Why are there no great songs about Vancouver? For a city so rhapsodically beautiful, why has it not inspired more lyrical passion?

The contrast with San Francisco, my favourite sister-city reference, could not be sharper. The City by the Bay offers such internationally loved classics as Tony Bennett’s “I Left My Heart in San Francisco” and hippie anthem “San Francisco (Be Sure to Wear Flowers in Your Hair)“. A pedigree of 70s psychedelic bands got their start in San Francisco of the 60s, such as Jefferson Airplane and the Grateful Dead.

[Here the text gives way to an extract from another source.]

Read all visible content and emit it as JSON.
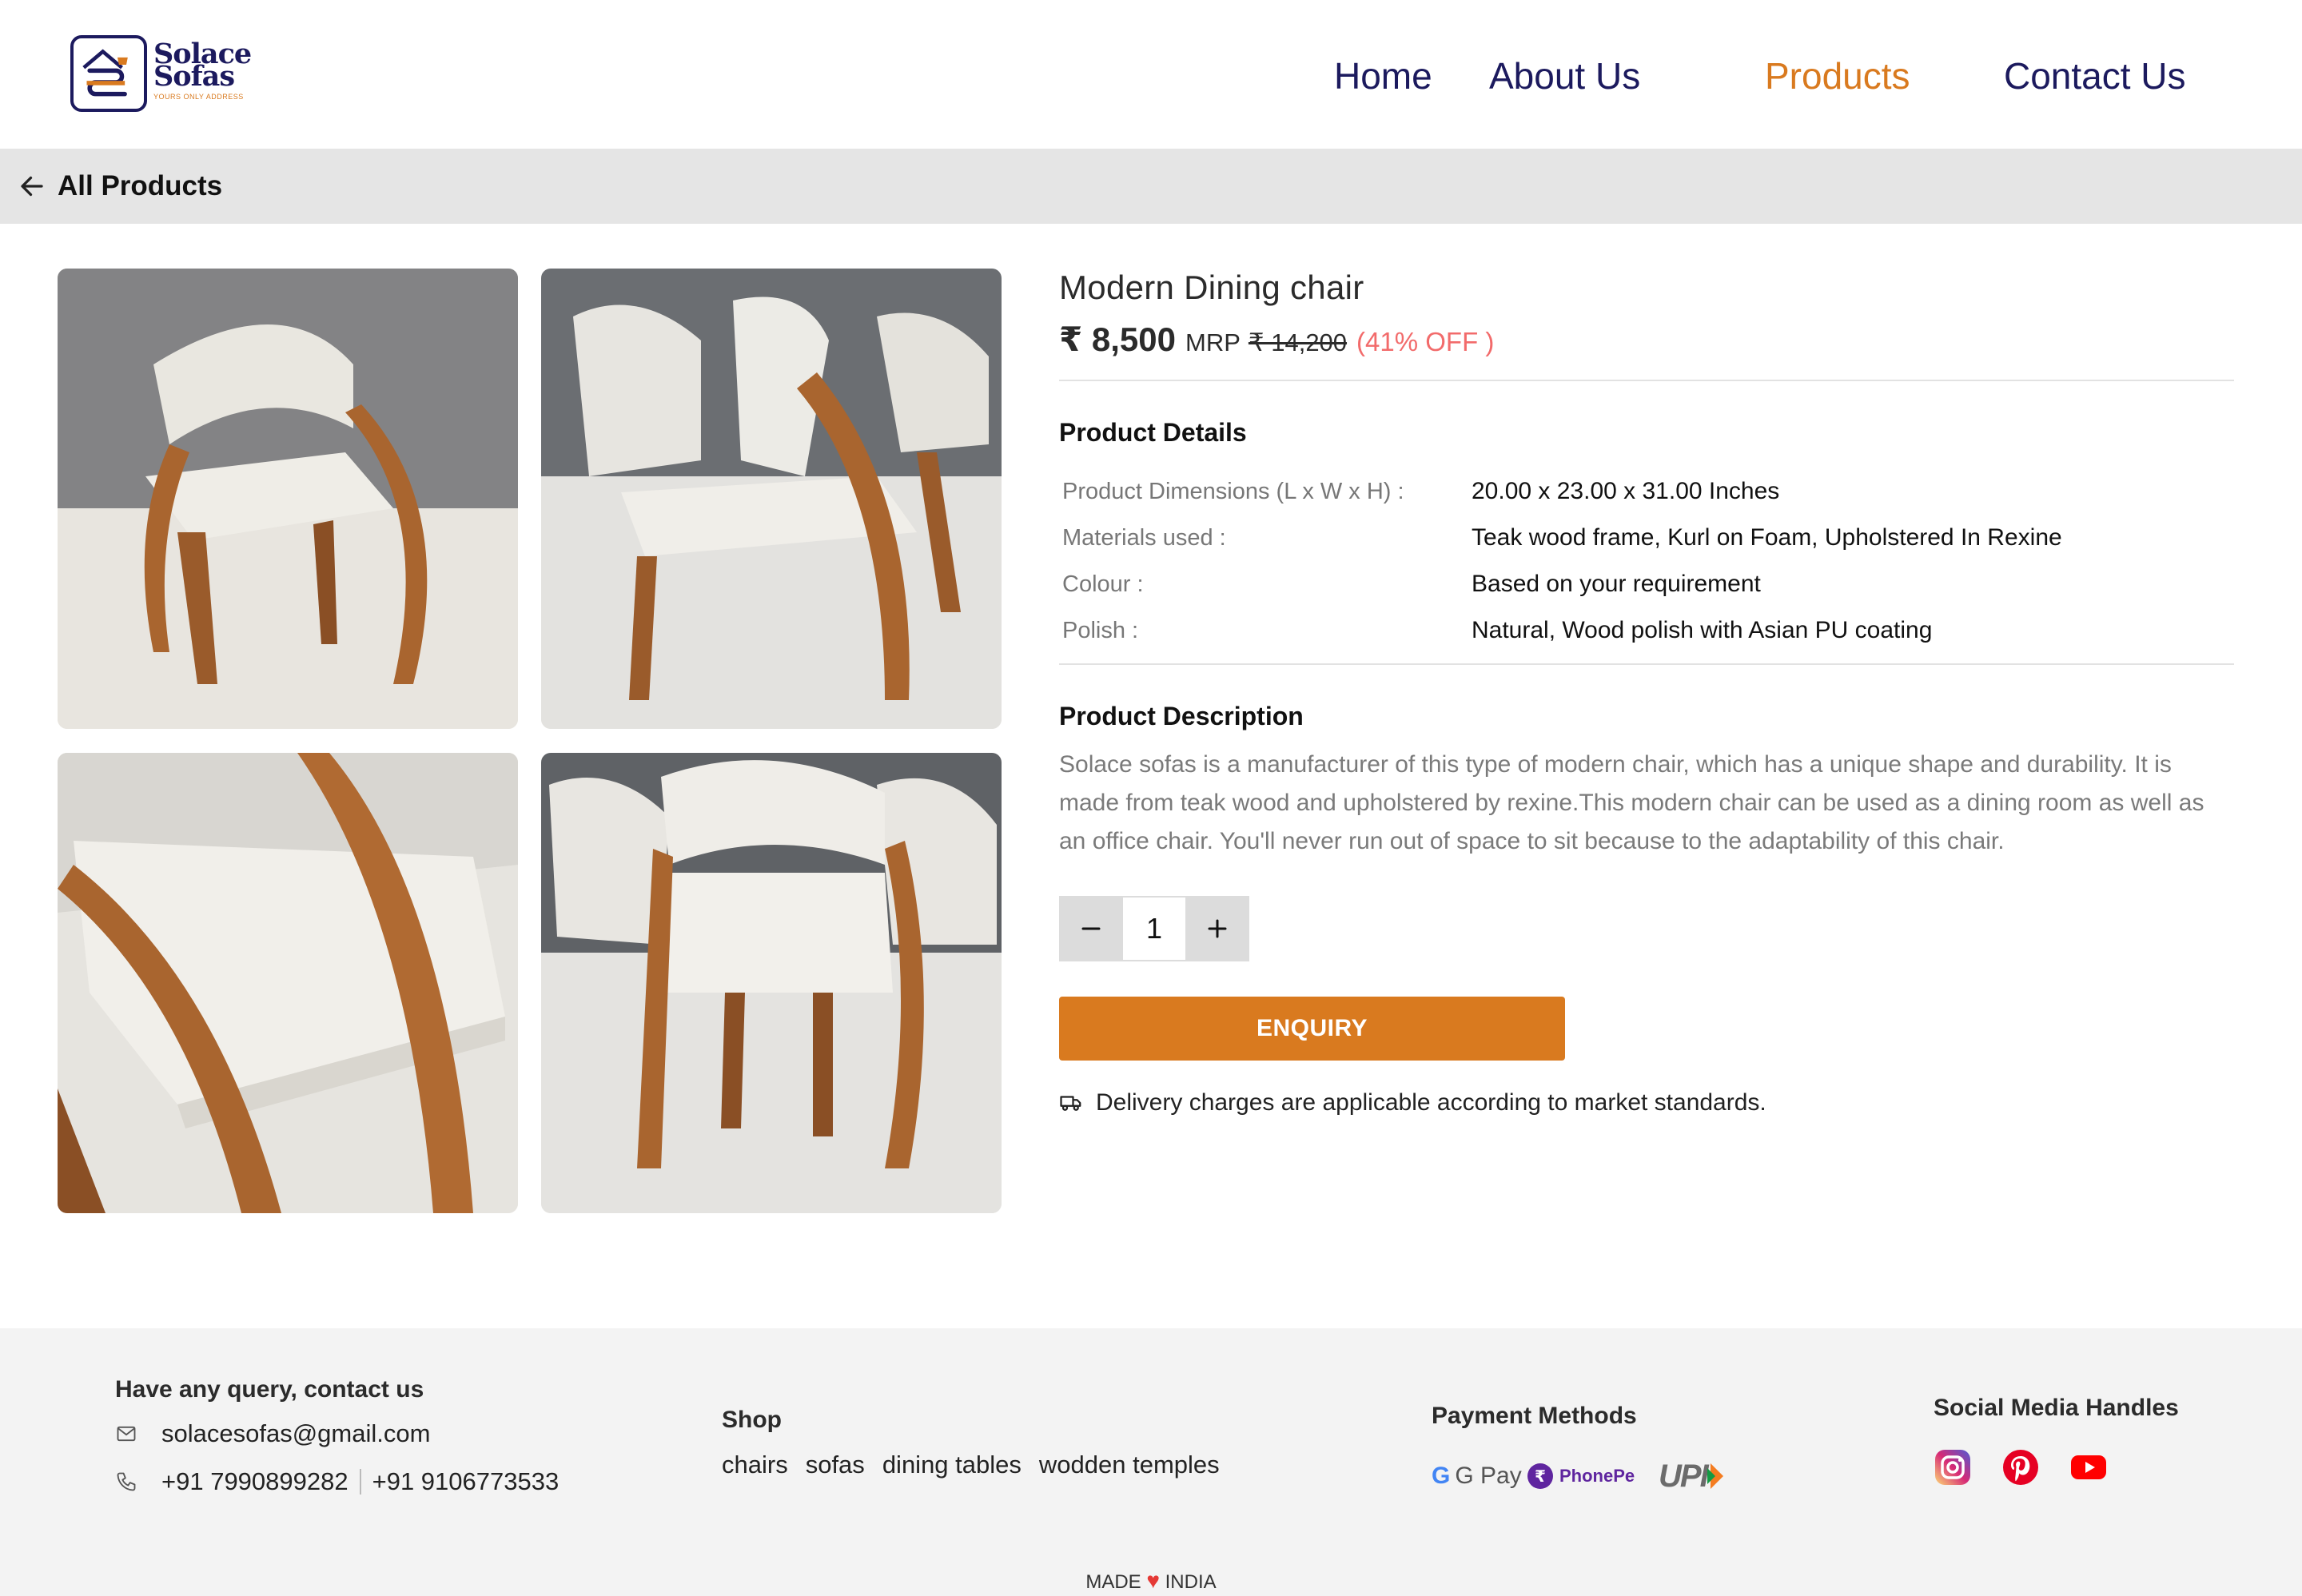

Vancouver has not a single homage to its name, much less a musical movement to feel nostalgic about. What few candidates I was able to find are embarrassingly open in their cynicism. Matthew Good’s “Vancouver National Anthem” warbles about needles and high rent, until refraining “we all live downtown, we all die downtown”. Young and Sexy’s fondly titled “The City You Live In Is Ugly” starts with the SkyTrain chime before describing how commuters “look so resigned to the daily grind”, in a lifeless city where “there’s no use for you here”. It doesn’t get much more depressing than that. What is it about Vancouver that has failed to inspire song, and on what few occasions, has instead inspired hostility?

Plenty of talent comes from Vancouver, but avoids making a point of it. For Michael Bubl√© and Diana Krall, origins in the Lower Mainland are a kind of footnote to international jazz fame. Sarah McLachlan still resides in West Vancouver, though few seem to even know she’s from here (or nearly so, having moved from Nova Scotia over 25 years ago).

Perhaps the closest we come to a local sound is the punk movement, which briefly flourished in the 1970s and somehow survives with a core following. So I present the reluctant, provisional winner in my search: The Smugglers’ comic pop-punk postcard “Vancouver, B.C.“. Seems I’m not the first to be disappointed.